At this point we may be better to turn to this map, which provides greater detail for the central Arctic. The body of water west of Somerset Island and east of Prince of Wales Island is Peel Sound, which changes to Franklin Strait as you emerge out into the (usually ice-clogged) MClintock channel. You can see this in the map above, and you can see the ice pattern today in the satellite image in the previous post. Are you following me so far?
Amundsen was the Norwegian explorer who first made a complete voyage through the Northwest Passage, sailing on the route I have described (in blue). He stayed two winters on the east side of King William Island, in what he described as 'the finest little harbour in the world'. He called it Gjoa Haven after his ship the Gjoa. Larsen was the first to sail through the Northwest Passage in both directions, (shown in red and yellow), sailing in the diesel-powered St. Roch, a ship specially built for arctic patrols of the RCMP. Larsen was an RCMP office in the Arctic for 20 years.

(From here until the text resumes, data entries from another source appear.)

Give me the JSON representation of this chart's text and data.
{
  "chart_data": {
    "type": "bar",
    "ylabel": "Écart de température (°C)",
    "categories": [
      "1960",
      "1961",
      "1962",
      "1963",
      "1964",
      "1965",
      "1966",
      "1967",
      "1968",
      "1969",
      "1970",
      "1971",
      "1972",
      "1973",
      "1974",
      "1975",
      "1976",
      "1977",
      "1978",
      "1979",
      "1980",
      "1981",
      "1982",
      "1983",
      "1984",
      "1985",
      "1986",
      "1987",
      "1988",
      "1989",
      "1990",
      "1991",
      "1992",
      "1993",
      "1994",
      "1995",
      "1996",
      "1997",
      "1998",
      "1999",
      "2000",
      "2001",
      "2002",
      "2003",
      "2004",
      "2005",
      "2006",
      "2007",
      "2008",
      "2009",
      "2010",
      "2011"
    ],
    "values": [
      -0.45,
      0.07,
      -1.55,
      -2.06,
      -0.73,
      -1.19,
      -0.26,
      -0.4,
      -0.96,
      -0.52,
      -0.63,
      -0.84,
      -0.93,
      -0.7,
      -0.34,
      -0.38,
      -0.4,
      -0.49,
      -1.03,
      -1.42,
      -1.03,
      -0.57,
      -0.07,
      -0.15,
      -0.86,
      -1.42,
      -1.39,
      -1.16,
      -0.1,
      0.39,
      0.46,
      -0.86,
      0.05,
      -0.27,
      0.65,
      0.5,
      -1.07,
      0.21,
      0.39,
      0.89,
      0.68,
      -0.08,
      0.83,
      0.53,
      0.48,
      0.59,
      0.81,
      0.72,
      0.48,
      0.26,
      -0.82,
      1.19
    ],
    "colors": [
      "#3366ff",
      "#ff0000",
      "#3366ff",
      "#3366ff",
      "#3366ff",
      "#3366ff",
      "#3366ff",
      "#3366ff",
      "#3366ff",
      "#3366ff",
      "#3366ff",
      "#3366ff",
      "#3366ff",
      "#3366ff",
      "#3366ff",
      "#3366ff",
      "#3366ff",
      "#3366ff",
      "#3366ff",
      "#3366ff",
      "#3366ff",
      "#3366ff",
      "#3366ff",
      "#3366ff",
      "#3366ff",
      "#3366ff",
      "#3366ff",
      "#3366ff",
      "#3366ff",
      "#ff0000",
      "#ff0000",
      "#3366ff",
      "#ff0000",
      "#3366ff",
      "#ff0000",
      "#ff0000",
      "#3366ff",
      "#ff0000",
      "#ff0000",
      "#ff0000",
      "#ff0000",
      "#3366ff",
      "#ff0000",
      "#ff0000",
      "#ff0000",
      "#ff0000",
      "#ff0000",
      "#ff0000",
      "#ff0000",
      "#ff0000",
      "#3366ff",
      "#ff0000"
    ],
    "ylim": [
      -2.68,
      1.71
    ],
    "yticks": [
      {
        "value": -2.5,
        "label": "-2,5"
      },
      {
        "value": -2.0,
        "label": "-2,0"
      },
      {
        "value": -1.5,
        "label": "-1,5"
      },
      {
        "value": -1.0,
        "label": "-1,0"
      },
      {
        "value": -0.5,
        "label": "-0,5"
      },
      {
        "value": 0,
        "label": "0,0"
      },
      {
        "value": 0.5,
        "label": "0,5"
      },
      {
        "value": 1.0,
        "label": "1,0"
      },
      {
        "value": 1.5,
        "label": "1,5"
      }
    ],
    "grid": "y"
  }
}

This has been a somewhat dry and detailed post, but I hope it helps you as we move on to more interesting stories.
****************************
After posting and reading yesterday's post, I thought it was far too detailed and academic, so I'll try to keep it simple! But after all, I was an academic, so this is my style. It's been very much like preparing lectures, but I hope you get something out of it. I certainly have!
I'll repeat the map from the first post here if you want to refer to it.
Thursday, January 21, 2021
The Canadian Arctic
As I mentioned a couple of weeks ago, I have been reading about early Canadian explorers, and so far I've focused my interest on the Canadian Arctic, including the tragic story of Captain John Franklin and his doomed men. It astonishes me when I think about it that I did not learn a single thing about all this in school, certainly one of the most interesting stories to be told about Canadian history.
This is my own personal project this winter and it's been a good one for me. I'm not a historian, so I'm just reporting on what I have learned in my reading. I should add that doing all this has been excellent pain medication. It distracts me completely from my chronic nerve pain. Obviously I am totally dependent on using maps and illustrations from the internet in doing this. I do so knowing it's for a legitimate educational purpose. I am particularly indebted to both Wikipedia and the Canadian Encyclopedia.
So I'm going to share the very superficial knowledge I've gained with you, and tell you about the Canadian Arctic. As I've written these posts, they keep expanding, so I've broken it into two groups, first five posts on Arctic exploration. and secondly 4 or 5 posts on the Arctic today which I'll post later. If you're not interested just rejoin us after a week or so.